Amazing lens, incredible sharpness

Great Bustard wrote:

thk0 wrote:

Great Bustard wrote:

thk0 wrote:

Great Bustard wrote:

tinternaut wrote:

In terms of DoF, yes it's a 3.6 equivalent...

I'm glad you agree.

...but in terms of light gathering (i.e. the shutter speed it enables one to achieve at a given aperture for correct exposure)...

Anders explained it nicely in his post above, but I'll take a stab at it, too. The exposure is the amount of light per area that falls on the sensor, not the amount of light gathered. So, f/1.8 on mFT results in 4x as much light per area as f/3.6 on FF, but a FF sensor has 4x the area, so the two neatly cancel each other out, and the light gathering of f/1.8 on mFT is the same as the light gathering as f/3.6 on FF.

I hear this often, but I don't think its correct.

It is. The photos here demonstrate it fairly well:

http://www.dpreview.com/forums/post/51782704

An imaging sensor needs to compute the difference in the number of photons hitting one site and the number hitting another site. The average is easily taken over the entire sensor. Having a 4 times larger sensing pixel does not give you 4 times better ability to compute that difference.

Pixel size has a secondary, and minor, effect on image noise, as a comparison between the D600 and D800 will clearly demonstrate.

Also its worth noting that a lot of image noise is not poisson photon counting; rather it is thermal noise related to electrical currents required to make the sensor work, and that does not scale in the same was as noise owing to pixel size.

If you mean read noise, yes, that absolutely has an effect (more so at higher ISOs such as those in the link above), but this all comes under the "equally efficient sensors" clause for noise equivalence.

By the way, we would all agree that a 75 / 1.8 on an EM5 is equivalent to a 75 / 1.8 on the more noisy G1, right? That is, we wouldn't say that f/1.8 on an EM5 is "equivalent to" f/1.4 on a G1, or something like that simply because the noise levels were not exactly the same, would we?

Now I totally agree that all else equal, ff according to theory will have higher s/n than a sensor with smaller pixels.

For a given exposure, but the same noise for a given DOF and shutter speed (all else equal, of course).

I just think the scaling with pixel size is complicated.

Not complicated, but largely irrelevant, again, as a comparison between the D600 and D800 will clearly demonstrate.

Ah.
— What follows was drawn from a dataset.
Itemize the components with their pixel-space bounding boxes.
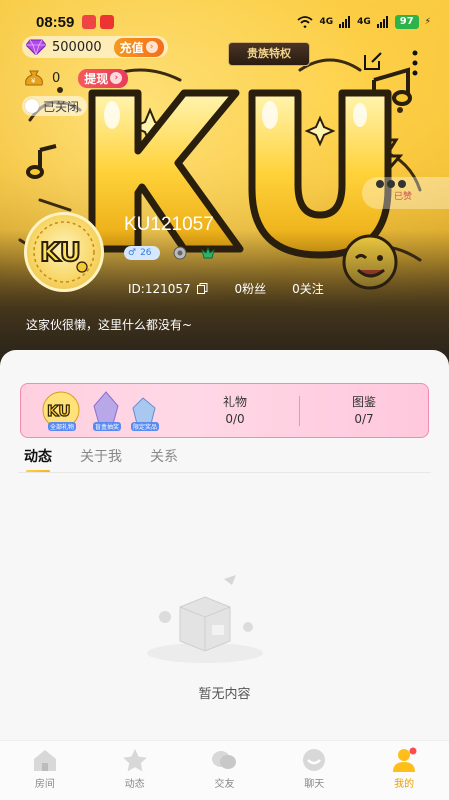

I see I misread your post. You are only making a point about total light gathered, not how it might translate into IQ.

Actually, I'm saying equivalent lenses will put the same total amount of light on the sensor for a given shutter speed, and that this will result in the same noise for equally efficient sensors.
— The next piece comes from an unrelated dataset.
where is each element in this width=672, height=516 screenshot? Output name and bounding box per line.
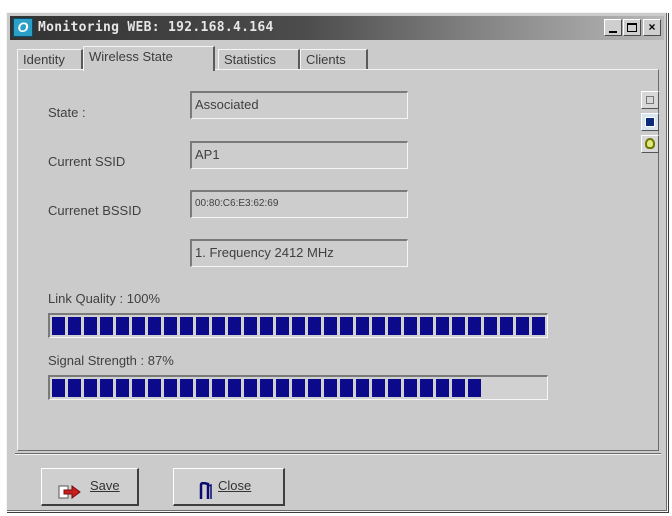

I was questioning whether eg 4x more total light (ff at same f-stop) gives exactly 4x less noise.

4x as much (2 stops more) light will result in 1/2 as much (1 stop less) photon noise. The other player is read noise (the additional noise added by the sensor and supporting hardware).

The read noise becomes dominant only in the portions of the photo made with very little light -- most of the noise in the photo is dominated by photon noise.

True. But a) the portions of the photo made with very little light are those where quality shortcomings are most visible and b) the lower the overall light level, the greater the portion of the photo where read noise makes its presence known. Both consideration are of considerable importance, in my opinion.

(But I've not thought about it in great detail, so grain of salt.)